Imagine a planetesimal sweeping up small particles from a dust cloud. Suppose the planetesimal, of mass M and radius R, is moving through the cloud at a velocity v. There are nd dust particles per m3, each of mass md

(a) Derive an expression for the number of collisions per second between the planetesimal and dust particles (ignore the gravity of the planetesimal).

(b) If all collisions result in the dust particles sticking to the planetesimal, derive an expression for the rate of change dM/dt of the mass of the planetesimal, and for the rate of change of the radius, dR/dt. Assume the planetesimal has constant density pp.
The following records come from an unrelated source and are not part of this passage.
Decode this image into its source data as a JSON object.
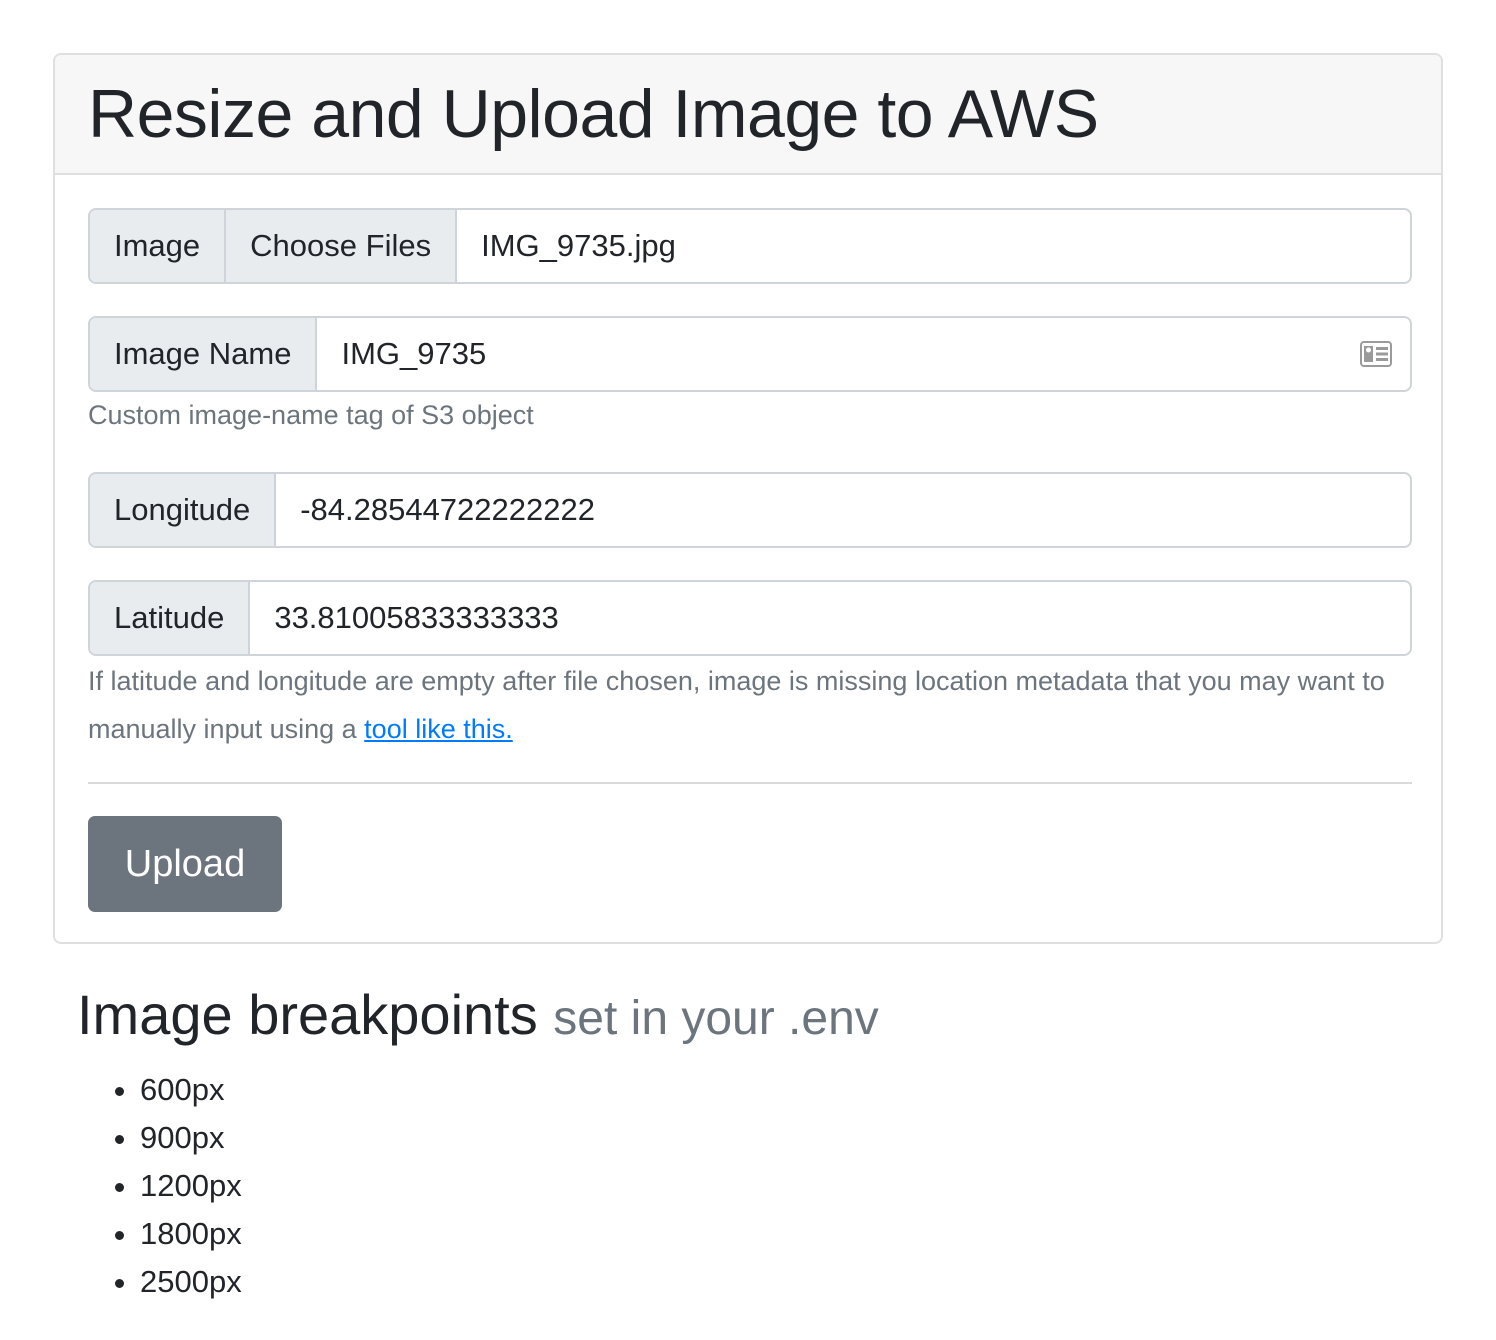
{
  "header": {
    "title": "Resize and Upload Image to AWS"
  },
  "image_field": {
    "label": "Image",
    "button_label": "Choose Files",
    "file_name": "IMG_9735.jpg"
  },
  "image_name_field": {
    "label": "Image Name",
    "value": "IMG_9735",
    "help": "Custom image-name tag of S3 object",
    "icon": "contact-card-icon"
  },
  "longitude_field": {
    "label": "Longitude",
    "value": "-84.28544722222222"
  },
  "latitude_field": {
    "label": "Latitude",
    "value": "33.81005833333333",
    "help_prefix": "If latitude and longitude are empty after file chosen, image is missing location metadata that you may want to manually input using a ",
    "help_link": "tool like this."
  },
  "upload_button": {
    "label": "Upload",
    "color": "#6c757d"
  },
  "breakpoints": {
    "title": "Image breakpoints",
    "subtitle": "set in your .env",
    "items": [
      "600px",
      "900px",
      "1200px",
      "1800px",
      "2500px"
    ]
  },
  "colors": {
    "link": "#007bff",
    "muted": "#6c757d",
    "addon_bg": "#e9ecef",
    "border": "#ced4da"
  }
}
(c) Assume that the planetesimal does not affect the dust cloud significantly, nor change its speed relative to the dust, so that v and nd stay constant. Derive an expression for the time t required for the planetesimal to grow from a very small size to a particular radius R1.

(d) Part (d) merely encompasses calculations that rely on derivations from parts a-c.

2. Relevant equations

The formula for accretion

$$\tau = \frac{1}{\pi R^2 v n}$$

3. The attempt at a solution

Okay. So, for the first part, I figured that the number of collisions per second is just the inverse of $$\tau$$ from above, since one is the number of seconds/collision (or between them), the inverse must simply be the number of collisions per second.

So, we'll say that for part (a), I suspect the solution is:
$$\xi = \pi R^2 v n$$

For part (b), I established that the mass of the moving body, at any point, is the sum of the mass of the original planetesimal summed with the mass of the accumulated dust.

$$M_{total} = M_{planetesimal} + M_{dust}$$

Take the derivative with respect to time, and you get

$$\frac{dM}{dt} = M_{d} \cdot \xi$$

Because the total mass increases specifically with the mass from the collisions of particles.

Similarly, I used the equation for density and solved that

$$\frac{dM}{dt} = 4 \rho \pi R^2 \frac{dR}{dt}$$

However, I'm not 100% sure that this is correct, nor do I have any clue how to approach (c). I thought it had something to do with integrating, but I cannot figure out how to set up the integral, or what my integrand should even be.

Last edited: Jun 18, 2009
2. Jun 18, 2009

### ideasrule

$$\frac{dM}{dt} = 4 \rho \pi R^2 \frac{dR}{dt}$$

That seems to be right. Now you can equate it to the other dM/dt equation:
$$4 \rho \pi R^2 \frac{dR}{dt}=M_{d}\pi R^2 v n$$

So,

$$\frac{dR}{dt}=\frac{M_{d} v n}{4\rho}$$

3. Jun 18, 2009

### Granite

Okay. So, for part (c), I thought of integrating the change in radius function with respect to time, which can then be rearranged to a function that tells you time for a specific radius (treated it as integration of a constant). Can anyone tell me if this logic is flawed?

4. Jun 19, 2009

### ideasrule

It isn't flawed, but it's overly complicated. Examine the equation
$$\frac{dR}{dt}=\frac{M_{d} v n}{4\rho}$$

Notice that R isn't part of the equation, and that everything in the equation is constant. Once you realize the significance of dR/dt being a constant, part (c) is extremely trivial.